Monday, August 3, 2015

Neck of the Woods



Giraffe by Alan

If it’s the nose that grows when a lie is told, what happens when a lie is not told? When it’s stored? When it could be told but instead it stays put. An urge in reserve. In the cellar an I could say but I’d rather not. An is anyone even asking.

Perhaps it’s the neck that grows then, so in love with the swallowing. Perhaps it grows to escape its circumstances, a natural evolution type of thing. Perhaps it’s in love with the sky. Another sky? The reason for the lie?

When the lie that could have been told is never told there is a breath of fresh air, but there is also a longing. Make it a lengthening. Because the lie was never told. Because the reason for the lie has never grown old. A fairy tale, almost. A tall tale. A bulging tall tale aching for release.

And in the conclusion, a sincere attempt to recast the purity of the introduction. And in the body of the tale essay, everything is what one might imagine it is. Minus the details, of course.

Still…the better to see you with, the better to eat you with, etc. There are so many wonderful things we can do with these extensions out in the wild.

***

Ways to See in the Dark by Sherisse

Ah, yes. The giraffe. You asked once about the animal and its extended neck and I never answered. I may have been asleep. I was not beside you. (Not ever.) What exactly is it that you wanted to know?

Of the sky, of the behind, of the underneath, of the texture of the invisible. What the closed eyes saw, to whom the meek voice was speaking.

What it said?

To itself. What it said to itself.

There is a place near the river that reminds the giraffe of…

…god?

I have never slept there. (Not ever with you.) From this spot one witnesses, if one is paying attention, the most gentle and the most violent gestures of the current, the turning on and off of east side apartment lights. With the spooned moon in view, the pastel bridge below and inside it. The nerve of endings: where the cars go.

Now, the terrestrial animal of your mouth, its hesitant urgency.

For what do you believe it hungers?

The teacups were all along too small, the hall too narrow a place to say farewell. The giraffe wants back the hand and the lip and the little distance. The critique, the lap.

What asks?

The circuitry of the body; its continued looking. Or the gentle curiosity of just being. The question performs as if an actor in a theater. It feigns loneliness, competes for attention.

Why come back to it at all?

To know what it is to be a thing in progress that paws itself into earth and puts off dying but does not fear it.

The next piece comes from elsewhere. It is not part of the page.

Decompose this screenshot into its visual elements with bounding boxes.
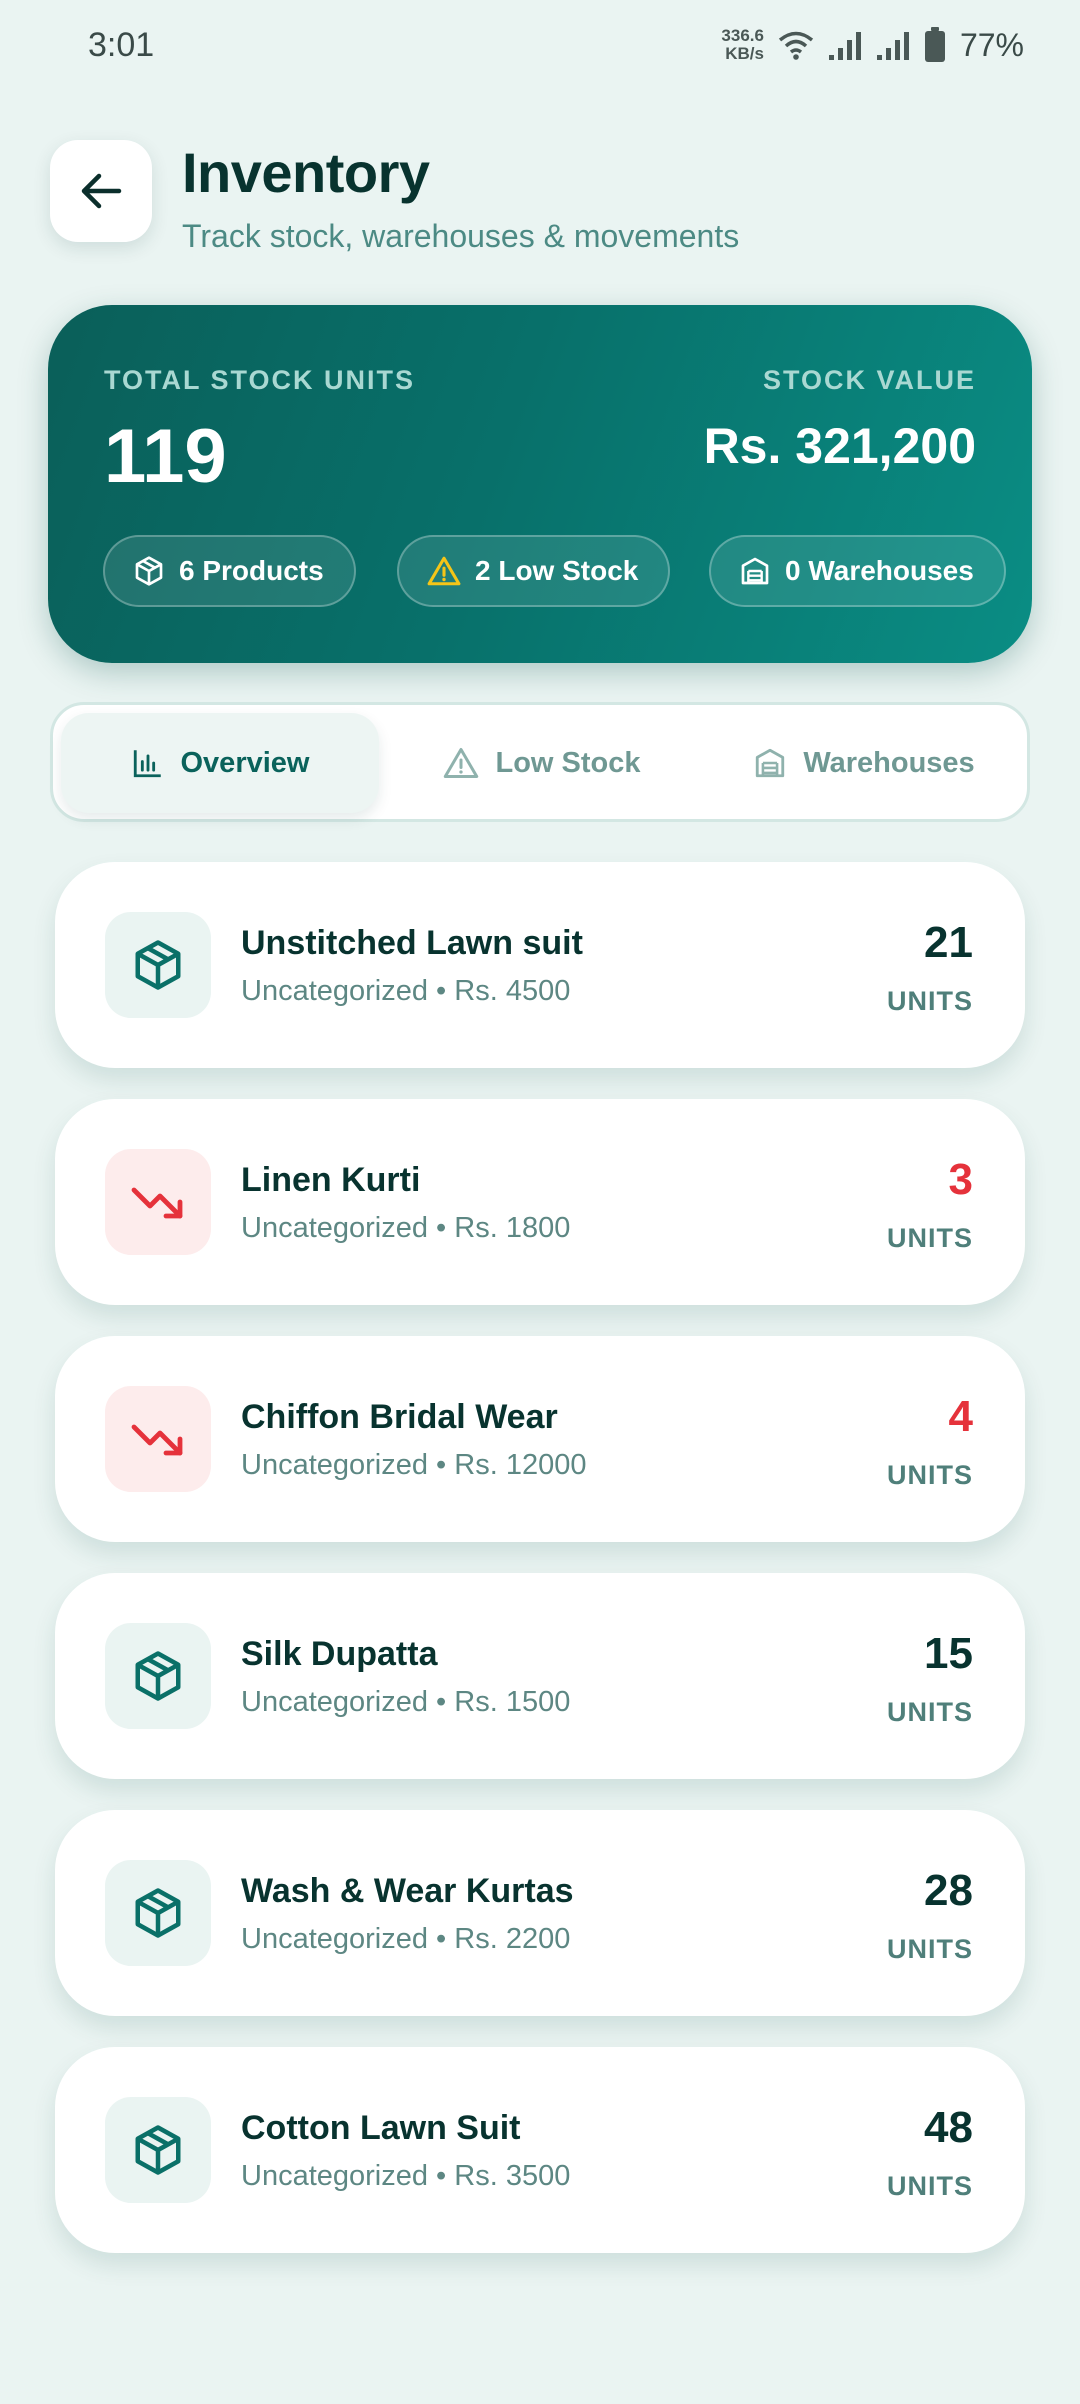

Surely there are things missed in the interim?

If so, here, you will speak to me of them.

***

Serengeti Wax Animals in Their Natural Habitat by Lyle

Did you know it takes a minute for saliva to trickle down a giraffe throat? No swallowed saliva, you understand. Just dripping saliva. This was not the tour I was expecting. We’d already gotten the rhino scatological leg over with. And the elephant scrotal exhibit. Not at all what I was expecting from the Serengeti Wax Animals in Their Natural Habitat tour. And how was this wax still so… Not melted? When it was my turn to ask my one question, that would be it. That or, Why does the female water buffalo have such a large — no! Melted wax. Definitely the non-melted wax. Still the life size statues did beg the questions. The guy next to me asked about the erogenous scales of the Nile crocodile. Sucker. No one would ask about the wax, that’s for sure. I had that one. But what about that water buffalo. I mean, look at that thing! Surely there’s an interesting explanation of that particular feature. Dammit, man. Focus. Wax. Certainly, the odd postures were something, all these animals toppled. None grazing like I had read about as a boy. Or was this the way it was? The water buffalo turned up on it’s back, legs splayed. Then it was my turn to ask my question.

***

The Kitsch Giraffe by Forrest

Nobody believed me. Nobody wanted to go home. All we had—all we had ever had, according to them—was the kitsch giraffe, and they loved it more than home. For several days, reduced to camping out in the station wagon, relying on the convenience store for meals and washing up, my wife and children hovered near its hooves, stood underneath its pre-molded torso of fiberglass, and pondered the mysteries of its empty head as I watched. To tell them the vessel was empty was pure folly. A trucker from Texas tried his luck, first with amazement, then profanity, but I could do nothing to prevent the spectacle. It had seized them with merely a sunbeam glinting off its yellow neck. Did they still want me, the father, to stay in the picture, or had I lost my place to the kitsch giraffe. They considered this carefully at first. My feelings were at stake: I did, after all, drive them to the kitsch giraffe. I deserved some adulation. They waited for instruction, however. Something filled with that much kitsch must have a message. My wife flagged down drivers to lay Spanish candles before it. My children began constructing messianic chants out of doggerel from Bazooka Joe comics they bought in the store. We would wait, they said. And when the police arrived, they set up a cordon to safely demarcate our area, later arresting me as I tried to ram our station wagon into one of the kitsch giraffe's leg. Let me save my family, I begged them, can't you see. Can't you. Yeah yeah, we see, buddy—you've got yourself a beautiful giraffe here. You should be really proud of yourself.